Introduction
ERA5 is a climate reanalysis dataset produced by the European Centre for Medium-Range Weather Forecasts (ECMWF). It provides a comprehensive and consistent record of the Earth's climate system, including variables like temperature, wind, humidity, pressure, and many others. ERA5 combines observations from various sources, such as satellites, ground-based weather stations, and ocean buoys, with advanced numerical models to generate a detailed representation of the atmosphere, ocean, land, and sea ice.
ERA5 is often used for weather and climate analysis, weather forecasting, and climate research. It is considered one of the most advanced and accurate reanalysis datasets available.
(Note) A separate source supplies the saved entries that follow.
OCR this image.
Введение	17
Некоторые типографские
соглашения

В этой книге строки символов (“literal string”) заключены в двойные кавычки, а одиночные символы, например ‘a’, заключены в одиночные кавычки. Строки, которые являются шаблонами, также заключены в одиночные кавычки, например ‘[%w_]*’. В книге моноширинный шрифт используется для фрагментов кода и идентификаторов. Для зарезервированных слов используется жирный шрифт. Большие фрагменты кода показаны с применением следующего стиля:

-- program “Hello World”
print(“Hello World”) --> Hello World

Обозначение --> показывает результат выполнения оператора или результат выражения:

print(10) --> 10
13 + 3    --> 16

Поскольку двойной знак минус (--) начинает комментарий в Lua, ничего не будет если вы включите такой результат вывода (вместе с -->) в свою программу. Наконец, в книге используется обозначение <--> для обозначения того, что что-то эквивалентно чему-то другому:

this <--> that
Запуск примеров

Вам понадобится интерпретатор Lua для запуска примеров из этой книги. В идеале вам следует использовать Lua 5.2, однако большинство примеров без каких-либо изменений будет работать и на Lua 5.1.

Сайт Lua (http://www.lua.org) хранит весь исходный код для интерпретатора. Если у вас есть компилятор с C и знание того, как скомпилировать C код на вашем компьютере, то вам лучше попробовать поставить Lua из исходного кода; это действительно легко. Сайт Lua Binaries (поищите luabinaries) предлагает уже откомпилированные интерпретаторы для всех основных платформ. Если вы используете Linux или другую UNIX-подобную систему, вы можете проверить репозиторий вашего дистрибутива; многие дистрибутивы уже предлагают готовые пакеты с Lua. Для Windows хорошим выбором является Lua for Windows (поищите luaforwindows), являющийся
NCI's ERA5 datasets are accessible but require direct accesss to NCI to analyse the data (through project rt52) and use our intake-esm indexes (through project dk92). To simplify the process of searching and loading ERA5 datasets for quick analysis and visualization, you can utilize the ERA5 catalog file provided by our NCI intake-esm package.
You must have connected to project dk92 to access NCI intake-esm catalog files under /g/data/dk92/catalog/v2/esm.
You must have connected to project rt52 to load the ERA5 dataset itself.
Operations
You can conduct the following operations via NCI ARE JupyterLab session or in a python script.
Opening Catalog Files
First of all, you need to open a catalog file via the intake open_esm_datastore method.
import intake data_catalog = intake.open_esm_datastore("/g/data/dk92/catalog/v2/esm/era5-rt52/catalog.json")
It contain several catalog fields as listed below.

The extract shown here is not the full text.